Does anyone recognise these pieces???
  • I am looking for the names of two pieces of music, from a youtube video I found online.
    The pieces are really beautiful, but I cant find any information on the net regarding the settings, or even the
    name of the first piece. The first is when the ordinands are walking in... it goes something like....

    et exultavit Dominum, Legavit in dominum, legavit in dominum, et exulta....et exulta... etc....

    do you recognise it...??? know the name, and setting...I want to get my hands on it.

    The second piece during the consecration of the hands, is Tu es sacerdos in Eternum....but what composer and
    setting....again....do you recognise it...

    here is the link to the video...

    http://www.youtube.com/watch?v=JcNqGgdwmyM


    Ive checked the film, and It says the pieces were sung by the Monks of the abbey of Casamari in Italy.
    Could anyone help me to find names, or a recording of the entirity of these pieces or even sheet music,

    Id be very grateful of the help of anyone!
  • Tricky. Style is early-to-mid-20th century, possibly Italian?. By 1963, those works would have been out of copyright, but one can't dismiss the possibility that they were written for the film. (Copyright is one reason why you don't hear a lot of current Catholic music in films.) The score was by Jerome Moross, who did quite a bit of work for movies but was not overall a particularly prolific composer, so borrowing seems more likely. I'm not finding anything on the Net, but I'll check on Monday when I come to work..we have a few books and journals, and I can ask Dr. Daniel Goldmark, who knows a fair bit about film music. Unless I come across a detailed analysis of the score, though, I'm not likely to find out. Maybe somebody more keyed into that repertoire will recognize it.

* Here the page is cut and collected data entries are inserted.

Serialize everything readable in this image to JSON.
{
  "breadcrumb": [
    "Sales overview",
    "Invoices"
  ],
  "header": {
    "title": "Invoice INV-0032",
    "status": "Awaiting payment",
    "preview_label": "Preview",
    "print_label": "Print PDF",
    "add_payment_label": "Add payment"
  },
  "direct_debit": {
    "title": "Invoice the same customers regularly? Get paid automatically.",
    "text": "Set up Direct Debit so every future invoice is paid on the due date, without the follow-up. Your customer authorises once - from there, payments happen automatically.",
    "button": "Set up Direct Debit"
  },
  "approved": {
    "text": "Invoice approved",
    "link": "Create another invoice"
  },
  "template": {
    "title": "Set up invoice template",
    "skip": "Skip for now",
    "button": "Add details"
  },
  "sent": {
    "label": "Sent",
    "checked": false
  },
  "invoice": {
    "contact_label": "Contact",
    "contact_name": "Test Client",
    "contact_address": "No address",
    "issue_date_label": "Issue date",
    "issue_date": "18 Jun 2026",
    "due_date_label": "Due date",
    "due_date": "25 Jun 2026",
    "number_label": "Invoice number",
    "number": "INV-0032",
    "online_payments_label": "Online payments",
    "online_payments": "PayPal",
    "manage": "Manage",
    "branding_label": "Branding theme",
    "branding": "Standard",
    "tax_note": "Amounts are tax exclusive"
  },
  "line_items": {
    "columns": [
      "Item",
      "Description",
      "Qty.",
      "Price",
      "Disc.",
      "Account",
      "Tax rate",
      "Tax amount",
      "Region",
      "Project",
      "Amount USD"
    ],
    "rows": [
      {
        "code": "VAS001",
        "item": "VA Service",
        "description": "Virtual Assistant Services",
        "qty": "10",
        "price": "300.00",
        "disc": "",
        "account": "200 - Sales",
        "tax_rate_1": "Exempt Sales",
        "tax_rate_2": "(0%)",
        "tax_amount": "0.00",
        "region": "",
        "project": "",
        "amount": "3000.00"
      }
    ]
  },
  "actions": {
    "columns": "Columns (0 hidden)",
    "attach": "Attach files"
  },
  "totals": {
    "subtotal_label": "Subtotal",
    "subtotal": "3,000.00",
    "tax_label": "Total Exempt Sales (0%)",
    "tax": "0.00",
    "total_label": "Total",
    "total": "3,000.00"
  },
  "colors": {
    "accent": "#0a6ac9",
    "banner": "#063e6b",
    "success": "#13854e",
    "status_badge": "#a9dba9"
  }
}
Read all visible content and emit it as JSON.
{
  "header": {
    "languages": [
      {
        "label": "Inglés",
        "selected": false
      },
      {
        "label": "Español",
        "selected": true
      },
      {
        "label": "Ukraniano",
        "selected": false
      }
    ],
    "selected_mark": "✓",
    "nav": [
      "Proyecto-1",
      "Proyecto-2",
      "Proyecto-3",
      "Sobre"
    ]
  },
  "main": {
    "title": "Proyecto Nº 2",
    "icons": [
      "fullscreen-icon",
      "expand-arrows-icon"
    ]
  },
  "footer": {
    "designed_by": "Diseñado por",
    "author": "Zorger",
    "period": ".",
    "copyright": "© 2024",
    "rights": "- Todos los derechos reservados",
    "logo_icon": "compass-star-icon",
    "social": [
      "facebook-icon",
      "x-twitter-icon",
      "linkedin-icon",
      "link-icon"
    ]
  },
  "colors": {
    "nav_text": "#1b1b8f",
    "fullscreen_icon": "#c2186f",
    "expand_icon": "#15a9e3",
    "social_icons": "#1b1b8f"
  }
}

    The Moross papers are at Columbia University, if you want to know badly enough.
  • Protasius
    Posts: 468
    The Tu es Sacerdos reminds me of this setting in the Catholic Organists Handbook by Aloys Desmet. It is to be found somewhere in a thread of this forum anyway, so I didn't hesitate to attach it.
  • I ran it by Dr. Goldmark, who was kind enough to look into it, but came up to a dead end. There are some cue sheets available various places, but apparently not Columbia's. The cue sheet would list the composer of the music appearing at each timepoint in the film, for the purposes of licensing. If it said "Moross" at that point, we would know that the cue was written for the movie, and there was probably not a performable piece there (because nobody is going to write unnecessary music for a film). If it said "Ravanello" or whoever, we'd know where to look.  So I guess it's up to the sharp eared musicologist intimately acquainted with 20th-c Latin church music.